Kommentar

Olympia Boykott – Kritik an Athlet:innen nicht angebracht

/ / Bild: M94.5 / Vroni Kallinger

Freedom. Darum geht es uns ja eigentlich allen. Trotzdem gibt es auf der Welt Millionen von Menschen, die dafür jeden Tag kämpfen müssen. Einer davon ist der NBA Spieler Enes Kanter Freedom von den Boston Celtics. Den Nachnamenszusatz trägt er nun seit einigen Wochen. Abseits des Basketballs setzt Enes Freedom sich für Gerechtigkeit ein. Genau deswegen hat er sich dazu entschieden, Freiheit zum Teil seines Lebens zu machen. Seit einigen Monaten ruft er zum Athlet:innen-Boykott der Olympischen Winterspiele 2022 in Peking auf. Total daneben, findet M94.5 Sportreporter Finn Widmann.

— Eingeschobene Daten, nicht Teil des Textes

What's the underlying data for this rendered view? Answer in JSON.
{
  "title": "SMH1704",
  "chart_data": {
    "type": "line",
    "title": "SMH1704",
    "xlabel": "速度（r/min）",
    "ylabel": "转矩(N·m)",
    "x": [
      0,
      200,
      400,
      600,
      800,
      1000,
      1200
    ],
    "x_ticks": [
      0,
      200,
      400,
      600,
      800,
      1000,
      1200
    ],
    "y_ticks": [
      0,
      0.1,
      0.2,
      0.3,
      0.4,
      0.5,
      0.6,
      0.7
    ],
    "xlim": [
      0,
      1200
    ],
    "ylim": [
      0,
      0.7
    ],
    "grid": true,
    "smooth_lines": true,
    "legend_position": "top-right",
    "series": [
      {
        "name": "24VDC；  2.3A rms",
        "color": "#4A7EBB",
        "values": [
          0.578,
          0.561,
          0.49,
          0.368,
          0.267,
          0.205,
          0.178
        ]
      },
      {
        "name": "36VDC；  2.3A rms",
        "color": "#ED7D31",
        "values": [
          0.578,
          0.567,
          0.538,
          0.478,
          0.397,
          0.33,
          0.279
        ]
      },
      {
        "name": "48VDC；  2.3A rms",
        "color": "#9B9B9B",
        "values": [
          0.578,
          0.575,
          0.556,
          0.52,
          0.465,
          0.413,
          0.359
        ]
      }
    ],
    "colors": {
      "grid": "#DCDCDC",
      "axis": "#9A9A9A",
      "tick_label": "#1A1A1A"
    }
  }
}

Athlet:innen sind Vorbilder. Das hören wir ständig. Sie sollten mit gutem Beispiel voran gehen und mit ihrer Plattform auf Missstände und Ungerechtigkeit in der Welt aufmerksam machen. Doch was wir da erwarten, ist weder realistisch noch fair. Es ist nicht an den Athlet:innen, diese Veranstaltungen zu boykottieren. Ein Event, auf das viele ihr Leben hintrainiert und sich darauf gefreut haben. Ihnen nun vorzuhalten, es sei moralisch verwerflich, wenn sie ihre Teilnahme nicht zurückziehen, ist engstirnig und ignorant gegenüber den Leistungen der Sportler:innen.

Die Verantwortung beginnt viel weiter oben

Verantwortlich für politische Missstände sind nämlich keinesfalls die Sportler:innen. Es fängt viel weiter oben an. Sportverbände wie der IOC oder die FIFA, welche Athlet:innen unter Zugzwang setzen, sind das eigentliche Problem: Indem man Sportveranstaltungen an Länder vergibt, die Bürgerrechte mit den Füßen treten. Dass China seit über einem Jahr ein Genozid an Uiguren begeht ist längst bekannt. Dennoch finden nach den Olympischen Sommerspielen 2008 nun erneut die Spiele in jenem Land statt, indem ein (quasi) Diktator tun und lassen kann, was er will. Diktatoren wie Xi Jinping nutzen die Aufmerksamkeit für ihre nationalistische Propaganda. Währenddessen erwartet die Gesellschaft ein Statement der Sportler:innen, die wiederum nur kleine Figuren auf dem Schachbrett der großen Sportverbände sind.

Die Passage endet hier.